The main limitation of this study is that it is a retrospective one. Because previous authors have described that off-pump CABG does not result in further deterioration of organ dysfunction we tried to avoid CPB in these predominantly elderly and high-risk patients. Therefore we found it not ethically justifiable to randomize these patients. At the time this study was performed a matching was actually impossible because the majority of patients were severely sick and therefore not suitable for conventional CABG. Furthermore patients were included into this trial who rejected a conventional operation with the use of CPB but agreed to an off-pump procedure. Complete off-pump procedures were still experimental at best and not available at our institution. Because off-pump bypass of the LAD alone seemed to be unsatisfactory in the majority of this patient-subgroup we considered it acceptable in combination with "complete revascularization" by balloon dilatation. A further limitation is that no cost analysis had been performed and that data acquisition was incomplete due to the missing patient consent for repeat angiography. However, despite the fact that 12 patients gave no consent for repeat angiography and 8 patients had contraindications (severe renal impairment) we decided to include even those not amenable for coronary angiography because the clinical outcome and subjective cardiac symptomatology in our opinion seemed to be worthwhile to be included in the paper. Additionally one important subgroup (patients with severe renal insufficiency) would have been completely omitted in our data.
In conclusion these preliminary results indicate that selected patients with coronary two and three-vessel disease including left main stem stenosis can be treated effectively and securely by hybrid revascularization with good early and mid-term results. Especially patients with coronary artery disease and severe concomitant disease appear to benefit from hybrid procedures because preexistent organ dysfunction is not additionally compromised by cardiopulmonary bypass. Catheter interventions can be performed safely and effectively within the first postoperative days after minimally invasive LIMA-to-LAD bypass surgery. Mid-term results of off-pump LIMA-to-LAD bypass are good and comparable with the on-pump approach.

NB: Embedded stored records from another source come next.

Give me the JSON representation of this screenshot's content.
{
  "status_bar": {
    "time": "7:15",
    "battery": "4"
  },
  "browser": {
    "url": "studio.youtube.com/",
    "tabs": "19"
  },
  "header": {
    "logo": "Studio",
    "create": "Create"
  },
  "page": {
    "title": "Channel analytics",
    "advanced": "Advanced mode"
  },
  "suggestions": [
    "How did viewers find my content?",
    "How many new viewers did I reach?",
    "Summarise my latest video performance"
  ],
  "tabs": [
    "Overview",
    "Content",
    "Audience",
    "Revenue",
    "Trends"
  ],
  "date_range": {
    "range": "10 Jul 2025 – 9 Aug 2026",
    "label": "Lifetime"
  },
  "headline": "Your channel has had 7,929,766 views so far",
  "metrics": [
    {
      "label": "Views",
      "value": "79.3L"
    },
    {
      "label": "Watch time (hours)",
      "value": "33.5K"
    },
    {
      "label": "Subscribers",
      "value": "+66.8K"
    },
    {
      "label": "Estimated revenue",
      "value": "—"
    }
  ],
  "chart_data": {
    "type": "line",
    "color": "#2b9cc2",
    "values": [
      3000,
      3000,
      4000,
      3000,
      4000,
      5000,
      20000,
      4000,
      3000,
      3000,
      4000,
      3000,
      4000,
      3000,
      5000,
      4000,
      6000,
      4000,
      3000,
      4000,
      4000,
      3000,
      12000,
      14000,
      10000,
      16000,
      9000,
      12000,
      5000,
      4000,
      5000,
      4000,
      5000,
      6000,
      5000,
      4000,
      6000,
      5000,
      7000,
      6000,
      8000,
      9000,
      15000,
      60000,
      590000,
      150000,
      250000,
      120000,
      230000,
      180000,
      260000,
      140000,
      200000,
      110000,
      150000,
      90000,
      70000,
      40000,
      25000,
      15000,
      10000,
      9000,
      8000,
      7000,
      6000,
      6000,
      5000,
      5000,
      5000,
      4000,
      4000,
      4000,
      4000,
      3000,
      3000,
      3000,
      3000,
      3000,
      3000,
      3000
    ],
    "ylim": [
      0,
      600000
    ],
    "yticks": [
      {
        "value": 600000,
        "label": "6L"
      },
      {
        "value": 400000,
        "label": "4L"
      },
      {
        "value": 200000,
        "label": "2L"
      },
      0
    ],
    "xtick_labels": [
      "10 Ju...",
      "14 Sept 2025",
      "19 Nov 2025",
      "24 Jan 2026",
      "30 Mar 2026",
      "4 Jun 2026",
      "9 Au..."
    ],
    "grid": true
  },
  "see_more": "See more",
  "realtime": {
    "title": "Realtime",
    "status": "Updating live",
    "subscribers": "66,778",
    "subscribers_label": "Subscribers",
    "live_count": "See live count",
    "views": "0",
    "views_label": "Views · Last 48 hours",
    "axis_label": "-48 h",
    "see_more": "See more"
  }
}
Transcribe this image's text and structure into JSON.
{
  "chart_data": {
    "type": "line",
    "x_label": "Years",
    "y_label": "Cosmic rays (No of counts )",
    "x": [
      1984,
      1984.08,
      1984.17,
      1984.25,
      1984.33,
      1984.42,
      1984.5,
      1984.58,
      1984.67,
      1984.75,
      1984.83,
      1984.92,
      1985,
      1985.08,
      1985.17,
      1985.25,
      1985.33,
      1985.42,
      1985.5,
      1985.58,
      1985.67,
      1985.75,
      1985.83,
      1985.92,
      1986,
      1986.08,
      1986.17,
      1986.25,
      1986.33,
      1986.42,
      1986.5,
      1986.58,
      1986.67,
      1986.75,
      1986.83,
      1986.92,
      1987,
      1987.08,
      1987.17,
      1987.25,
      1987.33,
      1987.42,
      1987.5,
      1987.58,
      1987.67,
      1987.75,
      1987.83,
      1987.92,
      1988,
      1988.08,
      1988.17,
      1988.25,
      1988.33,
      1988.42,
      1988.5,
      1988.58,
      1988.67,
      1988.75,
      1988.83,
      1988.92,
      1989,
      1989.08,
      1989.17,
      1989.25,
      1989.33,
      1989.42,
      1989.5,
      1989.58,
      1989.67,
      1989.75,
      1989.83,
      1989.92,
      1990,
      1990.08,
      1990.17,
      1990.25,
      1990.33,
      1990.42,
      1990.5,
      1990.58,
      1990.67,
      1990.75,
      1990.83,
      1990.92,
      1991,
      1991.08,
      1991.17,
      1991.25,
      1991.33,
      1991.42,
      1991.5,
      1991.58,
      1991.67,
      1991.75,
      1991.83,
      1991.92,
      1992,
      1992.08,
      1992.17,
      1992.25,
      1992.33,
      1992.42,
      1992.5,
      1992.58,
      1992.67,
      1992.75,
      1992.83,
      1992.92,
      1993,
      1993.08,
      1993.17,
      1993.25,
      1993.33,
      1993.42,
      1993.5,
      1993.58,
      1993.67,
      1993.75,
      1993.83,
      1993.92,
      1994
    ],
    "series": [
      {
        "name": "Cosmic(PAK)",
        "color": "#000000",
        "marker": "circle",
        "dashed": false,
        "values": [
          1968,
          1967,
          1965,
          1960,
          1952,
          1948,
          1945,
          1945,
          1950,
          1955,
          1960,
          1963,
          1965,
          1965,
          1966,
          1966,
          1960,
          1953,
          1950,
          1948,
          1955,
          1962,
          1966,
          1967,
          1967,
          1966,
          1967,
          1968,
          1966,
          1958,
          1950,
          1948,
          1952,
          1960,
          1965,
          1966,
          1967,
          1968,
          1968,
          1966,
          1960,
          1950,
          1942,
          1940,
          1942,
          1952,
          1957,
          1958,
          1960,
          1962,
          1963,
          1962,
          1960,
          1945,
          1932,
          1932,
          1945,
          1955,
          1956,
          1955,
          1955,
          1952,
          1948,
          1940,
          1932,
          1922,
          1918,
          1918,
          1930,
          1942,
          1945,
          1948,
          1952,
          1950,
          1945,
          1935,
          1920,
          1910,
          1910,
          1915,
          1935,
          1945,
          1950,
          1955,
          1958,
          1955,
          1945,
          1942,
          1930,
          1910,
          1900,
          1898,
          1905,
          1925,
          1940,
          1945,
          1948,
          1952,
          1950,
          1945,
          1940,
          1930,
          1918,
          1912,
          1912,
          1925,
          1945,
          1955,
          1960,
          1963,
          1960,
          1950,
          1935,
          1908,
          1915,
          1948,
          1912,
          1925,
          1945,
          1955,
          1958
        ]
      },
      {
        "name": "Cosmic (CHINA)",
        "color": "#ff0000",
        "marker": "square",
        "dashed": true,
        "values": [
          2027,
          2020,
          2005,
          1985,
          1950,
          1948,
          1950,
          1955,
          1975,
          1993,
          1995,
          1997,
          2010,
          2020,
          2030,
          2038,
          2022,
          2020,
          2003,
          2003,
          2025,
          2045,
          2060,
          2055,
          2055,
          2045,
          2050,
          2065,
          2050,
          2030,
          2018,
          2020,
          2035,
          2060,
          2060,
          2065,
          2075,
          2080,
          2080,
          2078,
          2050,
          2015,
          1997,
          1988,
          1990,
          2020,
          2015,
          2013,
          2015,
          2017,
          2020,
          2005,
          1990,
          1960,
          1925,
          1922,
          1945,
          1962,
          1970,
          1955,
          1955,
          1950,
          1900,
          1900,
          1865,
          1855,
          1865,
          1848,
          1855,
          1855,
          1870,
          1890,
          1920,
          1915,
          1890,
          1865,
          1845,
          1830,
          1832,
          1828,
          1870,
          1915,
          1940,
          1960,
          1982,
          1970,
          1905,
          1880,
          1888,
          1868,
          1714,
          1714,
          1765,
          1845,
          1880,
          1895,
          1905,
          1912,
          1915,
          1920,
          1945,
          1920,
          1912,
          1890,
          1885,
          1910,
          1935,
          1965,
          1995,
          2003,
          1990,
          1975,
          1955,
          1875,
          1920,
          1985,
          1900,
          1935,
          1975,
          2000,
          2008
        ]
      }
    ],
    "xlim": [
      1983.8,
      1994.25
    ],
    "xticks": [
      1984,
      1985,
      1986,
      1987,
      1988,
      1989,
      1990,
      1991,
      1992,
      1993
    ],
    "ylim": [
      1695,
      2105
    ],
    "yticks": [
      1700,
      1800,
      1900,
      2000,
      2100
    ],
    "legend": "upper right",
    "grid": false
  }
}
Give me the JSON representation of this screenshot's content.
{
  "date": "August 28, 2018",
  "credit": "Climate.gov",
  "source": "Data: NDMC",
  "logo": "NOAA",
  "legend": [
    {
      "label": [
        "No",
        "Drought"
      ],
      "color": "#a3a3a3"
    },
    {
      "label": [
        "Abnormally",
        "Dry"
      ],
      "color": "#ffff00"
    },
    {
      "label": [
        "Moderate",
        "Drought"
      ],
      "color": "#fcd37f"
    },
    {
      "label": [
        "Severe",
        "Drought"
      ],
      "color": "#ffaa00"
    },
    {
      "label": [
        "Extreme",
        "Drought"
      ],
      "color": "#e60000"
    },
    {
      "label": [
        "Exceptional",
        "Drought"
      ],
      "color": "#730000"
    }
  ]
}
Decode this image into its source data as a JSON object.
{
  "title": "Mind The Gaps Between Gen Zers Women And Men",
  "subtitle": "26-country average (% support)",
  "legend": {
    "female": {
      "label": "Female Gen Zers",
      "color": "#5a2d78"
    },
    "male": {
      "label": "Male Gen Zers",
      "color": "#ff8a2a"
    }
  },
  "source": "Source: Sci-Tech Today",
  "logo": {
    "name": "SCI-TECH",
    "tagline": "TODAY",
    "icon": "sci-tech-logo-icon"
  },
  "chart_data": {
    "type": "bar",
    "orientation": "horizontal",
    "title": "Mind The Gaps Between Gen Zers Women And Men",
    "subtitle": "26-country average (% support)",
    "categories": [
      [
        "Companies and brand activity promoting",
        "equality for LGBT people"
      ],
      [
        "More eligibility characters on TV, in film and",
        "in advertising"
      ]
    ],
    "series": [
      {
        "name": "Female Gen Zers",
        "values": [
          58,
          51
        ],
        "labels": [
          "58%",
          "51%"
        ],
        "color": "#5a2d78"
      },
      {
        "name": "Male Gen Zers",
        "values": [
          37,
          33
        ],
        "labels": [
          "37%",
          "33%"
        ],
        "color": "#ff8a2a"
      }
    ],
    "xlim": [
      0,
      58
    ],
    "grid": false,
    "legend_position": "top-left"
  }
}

Thus far this approach is limited by the restenosis rate after balloon angioplasty, which may increase the costs to the health care system. On the other hand these special patients who seem neither to be suitable for off- nor for complete on-pump revascularization benefit mostly from the hybrid approach because life-threatening complications with long intensive care unit stays might be avoided.
Definitely, the specter of restenosis after PTCA is the major disadvantage of the hybrid approach. Newer interventional techniques as, for example, coated stents may lower the incidence of restenosis rates and may result in some shift backward to hybrid procedures.